Most of the Senate members who have taken the floor during the filibuster have talked about closing loopholes with gun shows, having stronger background check measures and preventing people on the no-fly list from acquiring assault weapons, among other issues. Currently, a loophole allows people on the FBI’s no-fly list to still be able to purchase assault weapons.
"If we fail to act, the next time someone uses a gun to kill one of us, a gun that we could have kept out of the hands of a terrorist," said Sen. Elizabeth Warren, "the members of this Congress will have blood on our hands."
Gun violence touches every community. Every state. We all have an obligation to do something. #Enough
But as the day wound down, aides on both sides of the aisle told Politico there was "little real movement by the end of the day, and both sides remained dug in behind their previous positions," and that closed-door negotiations were breaking down. Despite senators in both parties saying they want a solution, the fact that we're in an election year is making it tough to make any headway on the issue because, frankly, some people seem to care more about getting reelected than our safety.

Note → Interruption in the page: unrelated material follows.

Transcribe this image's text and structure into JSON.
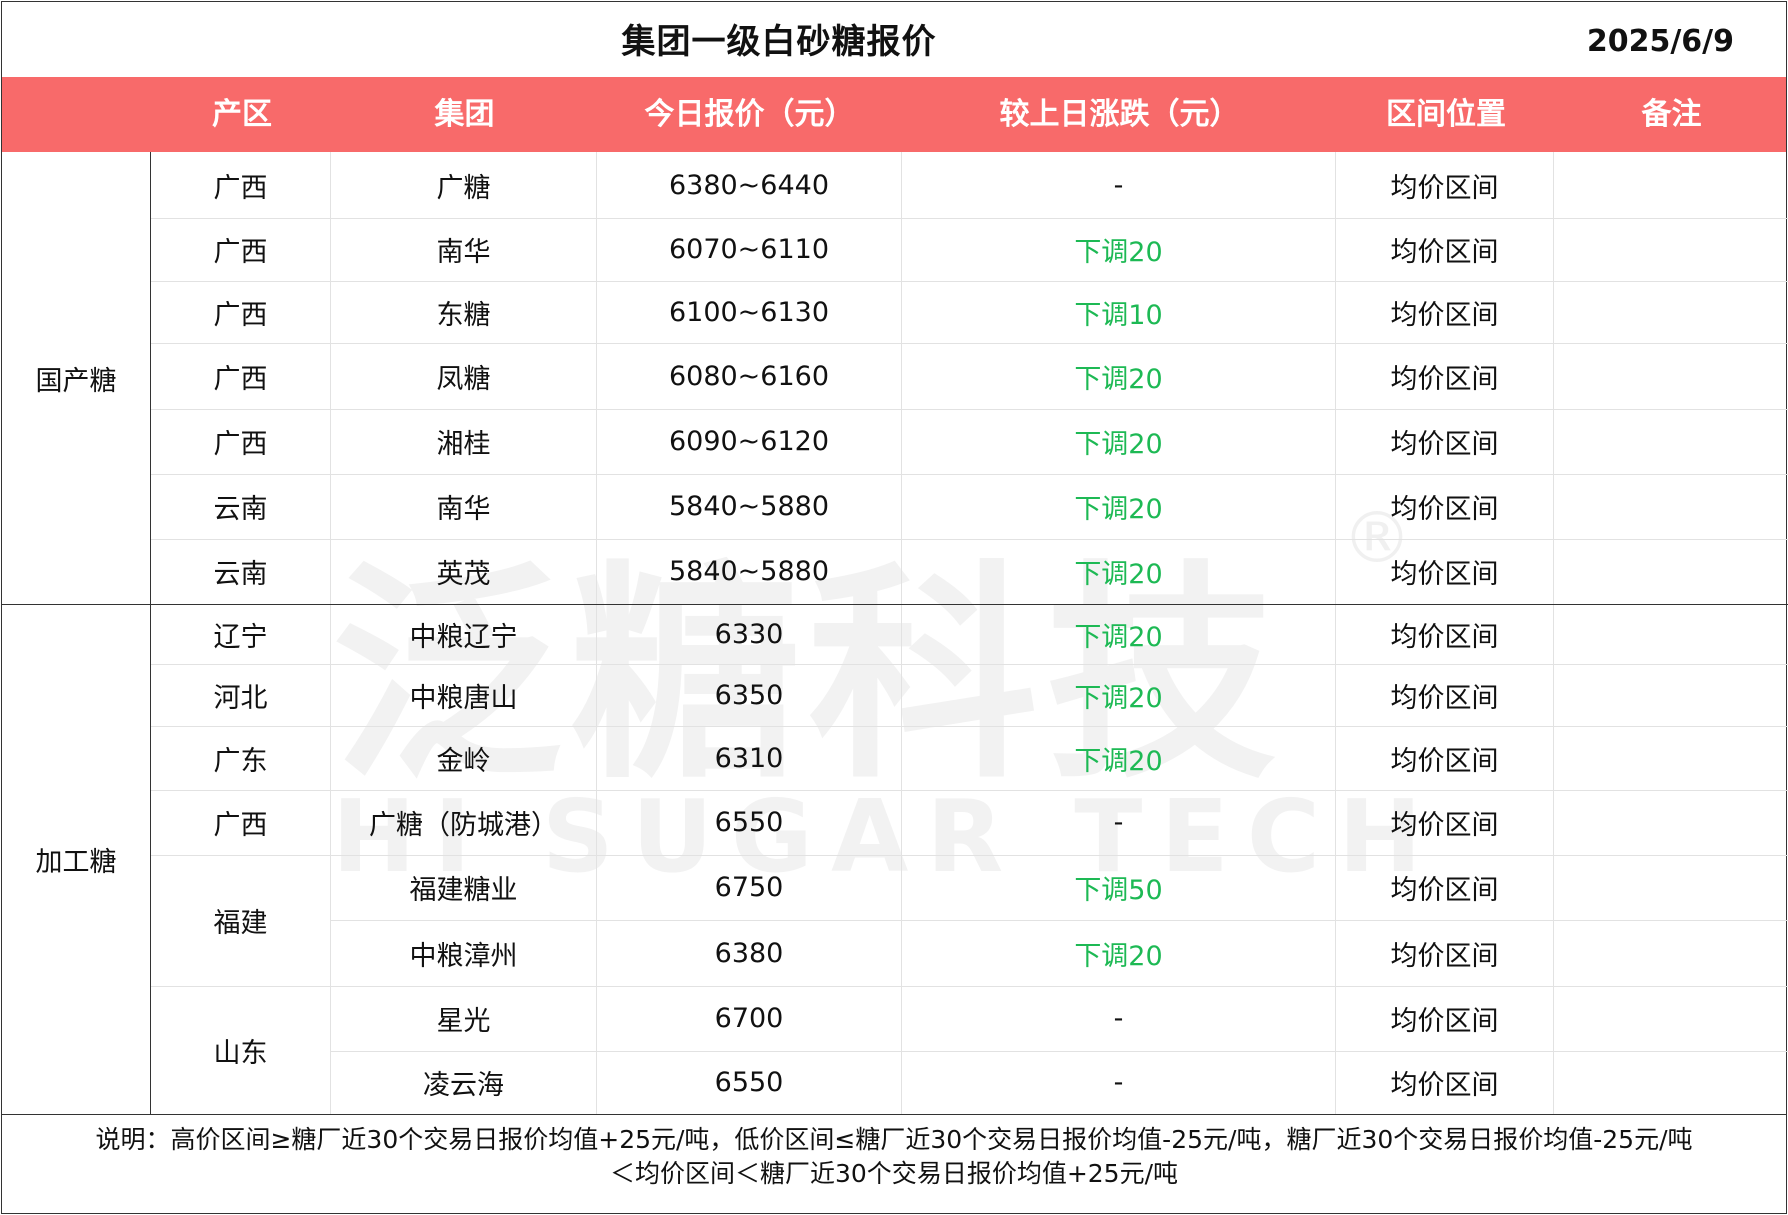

If you want to contact your representatives in Congress, it only takes a few minutes out of your day. Watch the Senate filibuster. Get mad. Contact your senators. Contact your representatives. There are even gun control form letters available that you can make your own by just adding in your rep's name and signing your own at the end. We owe at least this much to the victims and the families of the Orlando, San Bernardino, Sandy Hook, Virginia Tech and many other mass shooting tragedies. We don't want more blood on our hands.